HRG, Version 6.0 (06.03.2002)

Wir hatten es schon kurz erwähnt: Das Entsetzen über die Konsequenzen der fünften Novellierung des HRG ist noch nicht abgeklungen, da werkelt das Bulmahn-Ministerium schon an der sechsten Novellierung. Fast ist mensch an die schönsten Tage des Ex-Wissenschaftsministers Trotha erinnert, als jedem missglückten Gesetzentwurf eine Flut von Änderungs- und Ergänzungsverordnungen folgte.

In diesem Fall jedoch hat sich Bulmahn wohl vom Vorwurf des Wahlbetrugs rühren lassen und wollte schnell Nebel werfen, denn immerhin war die SPD 1998 mit dem Versprechen angetreten, Bayern und Baden-Württemberg zur Wiedereinführung der verfassten Studierendenschaft zu zwingen (vgl. Warum es in Heidelberg keinen AStA gibt und er nur einmal im Jahr tagt) und Studiengebühren zu verbieten. Entsprechend groß war die Empörung, als im letzten Frühling ruchbar wurde, dass die aus damaliger Sicht wohl einzige HRG-Novelle der Regierung beide Punkte nicht enthalten würde und lediglich in der bereits bejammerten und ohnehin misslungenen Dienstrechtsreform bestehen würde.

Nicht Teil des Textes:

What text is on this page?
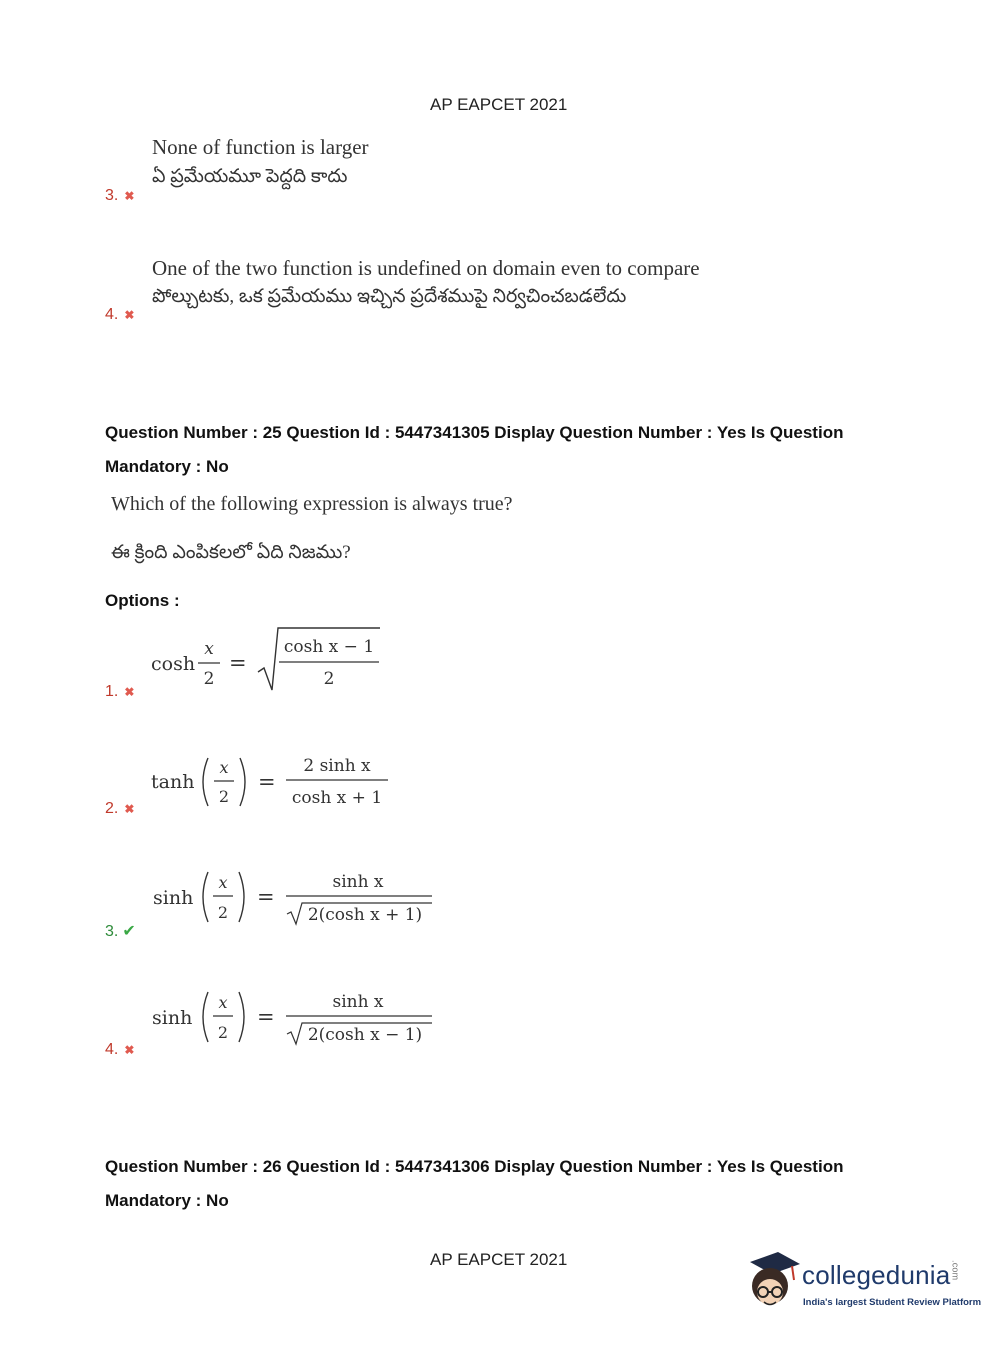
AP EAPCET 2021
None of function is larger
ఏ ప్రమేయమూ పెద్దది కాదు
3. ✖
One of the two function is undefined on domain even to compare
పోల్చుటకు, ఒక ప్రమేయము ఇచ్చిన ప్రదేశముపై నిర్వచించబడలేదు
4. ✖
Question Number : 25 Question Id : 5447341305 Display Question Number : Yes Is Question
Mandatory : No
Which of the following expression is always true?
ఈ క్రింది ఎంపికలలో ఏది నిజము?
Options :
cosh
x
2
=
cosh x − 1
2
1. ✖
tanh
x
2
=
2 sinh x
cosh x + 1
2. ✖
sinh
x
2
=
sinh x
2(cosh x + 1)
3. ✔
sinh
x
2
=
sinh x
2(cosh x − 1)
4. ✖
Question Number : 26 Question Id : 5447341306 Display Question Number : Yes Is Question
Mandatory : No
AP EAPCET 2021
collegedunia.com
India's largest Student Review Platform
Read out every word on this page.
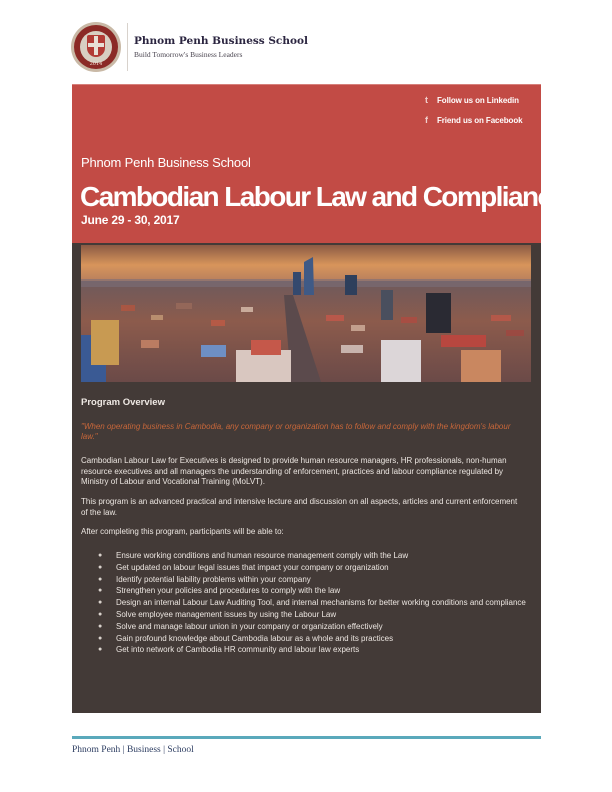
2014
Phnom Penh Business School
Build Tomorrow's Business Leaders
t	Follow us on Linkedin
f	Friend us on Facebook
Phnom Penh Business School
Cambodian Labour Law and Compliance
June 29 - 30, 2017
Program Overview
"When operating business in Cambodia, any company or organization has to follow and comply with the kingdom's labour law."
Cambodian Labour Law for Executives is designed to provide human resource managers, HR professionals, non-human resource executives and all managers the understanding of enforcement, practices and labour compliance regulated by Ministry of Labour and Vocational Training (MoLVT).
This program is an advanced practical and intensive lecture and discussion on all aspects, articles and current enforcement of the law.
After completing this program, participants will be able to:
●	Ensure working conditions and human resource management comply with the Law
●	Get updated on labour legal issues that impact your company or organization
●	Identify potential liability problems within your company
●	Strengthen your policies and procedures to comply with the law
●	Design an internal Labour Law Auditing Tool, and internal mechanisms for better working conditions and compliance
●	Solve employee management issues by using the Labour Law
●	Solve and manage labour union in your company or organization effectively
●	Gain profound knowledge about Cambodia labour as a whole and its practices
●	Get into network of Cambodia HR community and labour law experts
Phnom Penh | Business | School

Leider hat Bulmahn auch jetzt wieder danebengegriffen. Zwar wird die Frage der verfassten Studierendenschaft nach gegenwärtigem Erkenntnisstand noch eher gut gelöst, zumal sich ein Satz wie "Zur Erfüllung ihrer Aufgaben kann die Studierendenschaft insbesondere auch zu solchen Fragen Stellung beziehen, die sich mit der gesellschaftlichen Aufgabenstellung der Hochschulen sowie mit der Anwendung der wissenschaftlichen Erkenntnisse und der Abschätzung ihrer Folgen für die Gesellschaft und die Natur beschäftigen" und mithin die sozialdemokratische Imitation eines Politischen Mandats (vgl. Schwerpunkt Politisches Mandat) in der Vorlage befindet.

Bei der Frage der Studiengebühren jedoch packt die neue Mitte die mittlerweile allzu bekannten eisernen Ellenbogenschützer aus. Die einer Ergänzung zu §27 HRG heißt wörtlich "Das Studium bis zum ersten berufsqualifizierenden Abschluss und das Studium in einem konsekutiven Studiengang, der zu einem weiteren berufsqualifizierenden Abschluss führt, ist studiengebührenfrei. In besonderen Fällen kann das Landesrecht Ausnahmen vorsehen." Die Formulierung mit den konsekutiven Studiengängen soll den frommen Wunsch zum Audruck bringen, dass ein auf den Bachelor aufbauender Master bitte eventuell auch gebührenfrei sein möge, wenns vielleicht genehm ist. Ansonsten heißt das: Abkassieren ist nach Wunsch erlaubt, das einzige Problem, das die MacherInnen des Landesrechts haben, ist die kreative Schaffung "begründeter" Ausnahmefälle.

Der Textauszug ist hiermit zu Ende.